Aku membuka resleting tas selempangku. Kudapati sepasang sandal berwarna merah yang berhiaskan manik-manik dengan warna senada. Aku menggigit bibir bawahku. Sebenarnya aku tidak ingin mengenakan sandal ini, tetapi mama menyuruhku untuk memakainya karena katanya sepatu tidak akan cocok dengan gaun ini.

"Semoga mereka tidak menyadarinya ...," gumamku sambil menghembuskan napas frustrasi.

Kudengar nomor urut dan namaku dipanggil untuk tampil. Cepat-cepat kulepaskan sepatuku dan mengenakan sandal merah ini. Kumasukkan sepasang sepatu yang tadi kupakai ke dalam tas selempangku.

"Nomor 22, Freya Renata." Sekali lagi namaku dipanggil. Aku pun bergegas melangkah untuk menampakkan diriku.

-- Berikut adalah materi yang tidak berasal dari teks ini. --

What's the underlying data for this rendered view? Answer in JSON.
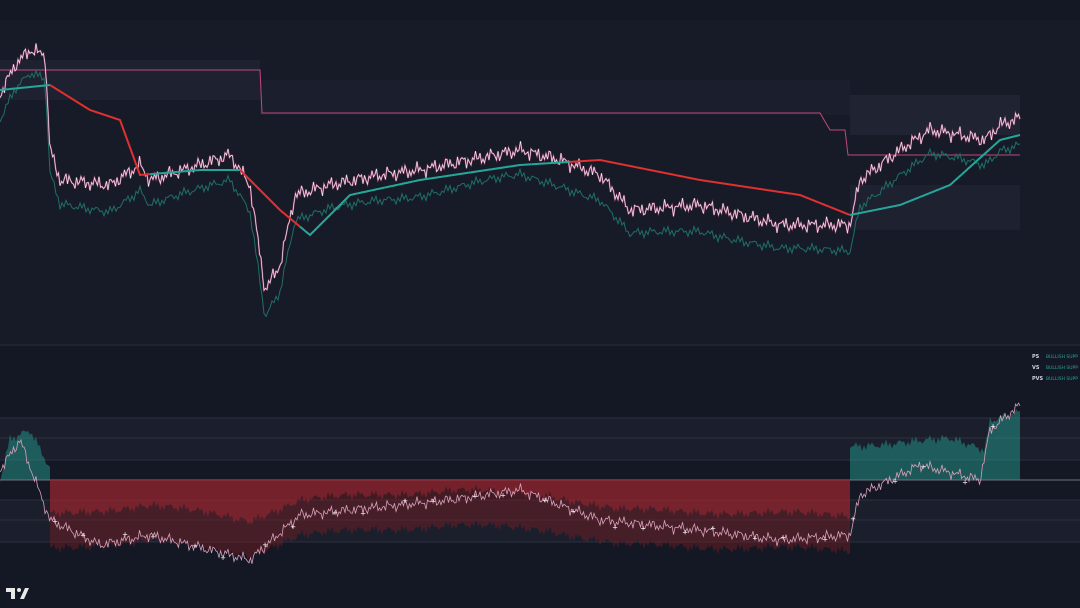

Begitu aku keluar dari balik tirai, aku disambut oleh ratusan orang yang menyaksikan pertunjukan lomba ini beserta juri yang menilai. Kulangkahkan kakiku dengan penuh percaya diri dan elegan. Kuhentikan langkahku tepat di depan juri dan memamerkan pakaianku.

Tiba-tiba seseorang berteriak, "Hei, lihat! Jari kakinya ada 11!"

Seketika itu aku membeku. Aku tidak dapat bergerak dan hanya bisa melihat orang-orang yang berdiri di bawah panggung berusaha mendekat agar dapat melihat jari kakiku dengan lebih jelas. Suara kehebohan mereka menggema di dalam liang telingaku.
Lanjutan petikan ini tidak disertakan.